The other South Florida blog, Theatre Row, is -- how to put it? -- more problematic. Theatre Row is the work of "senior editor" Gert Rodon (whom I don't know), Rene Rodriguez (not the Herald's movie critic) and others, including a "critic" who goes only by the initials DSP. The idea behind Theatre Row seems to be "fun" (that word gets used a lot) of the bitchy variety. There's a weekly Friday gossip item called Blind Spot, in which the scandalous behavior of one or two local theater practitioners is dissected, with the guilty given a pseudonym. The stories are pretty vile, and until a blog bitchfest broke out recently, people would comment on the items by posting what they thought were the real names of the subjects, thereby tarnishing the reps of both the guilty and the innocent.

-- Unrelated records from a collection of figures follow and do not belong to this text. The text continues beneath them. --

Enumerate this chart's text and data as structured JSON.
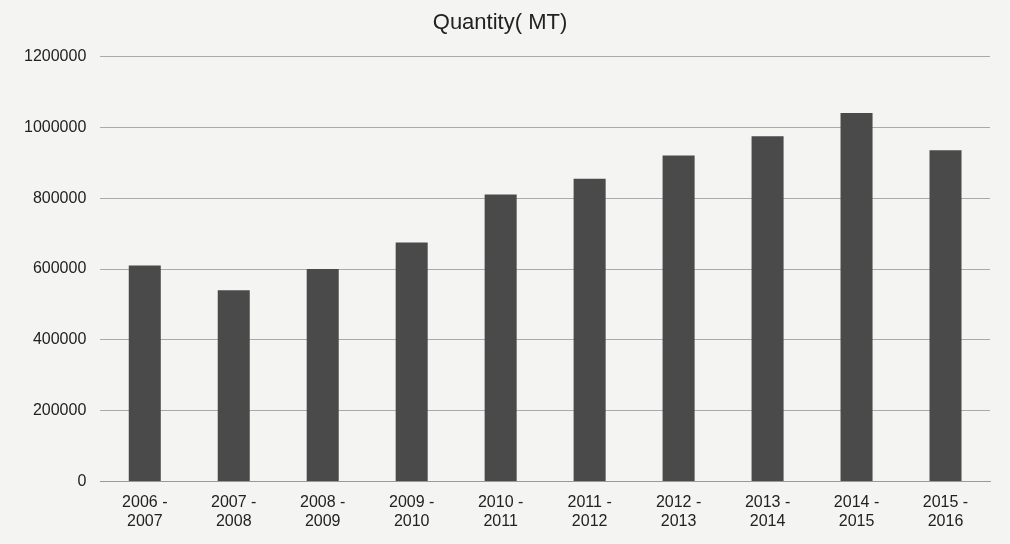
{
  "chart_data": {
    "type": "bar",
    "title": "Quantity( MT)",
    "categories": [
      "2006 - 2007",
      "2007 - 2008",
      "2008 - 2009",
      "2009 - 2010",
      "2010 - 2011",
      "2011 - 2012",
      "2012 - 2013",
      "2013 - 2014",
      "2014 - 2015",
      "2015 - 2016"
    ],
    "values": [
      610000,
      540000,
      600000,
      675000,
      810000,
      855000,
      920000,
      975000,
      1040000,
      935000
    ],
    "color": "#4a4a4a",
    "ylim": [
      0,
      1200000
    ],
    "yticks": [
      0,
      200000,
      400000,
      600000,
      800000,
      1000000,
      1200000
    ],
    "grid": "y"
  }
}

Blind Spot will still appear, but now without the guessing game.
Apparently, the besmirched have been asking about the cred of those behind Theatre Row. Rodon wrote recently, "As for who we ARE and ARE NOT [caps hers]. We have stated ALL that we are going to on the matter. You get nothing more."
Pretty touchy for someone who tied Blind Spot to the tradition of blind items written by greats like Edward R. Murrow, Louella Parsons and Hedda Harper(sic). Probably Hedda Hopper too (old school things like spelling and grammar aren't high on Theatre Row's list of priorities).
As arts journalism changes at what seems like warp speed, blogging has given journalists, theater pros, really anyone with an interest in the arts the chance to get in on the conversation. That's a good thing. But journalistic standards, training and experience do matter. The blogosphere is like the wild west. You just have to read enough to figure out whom you can trust. Or not.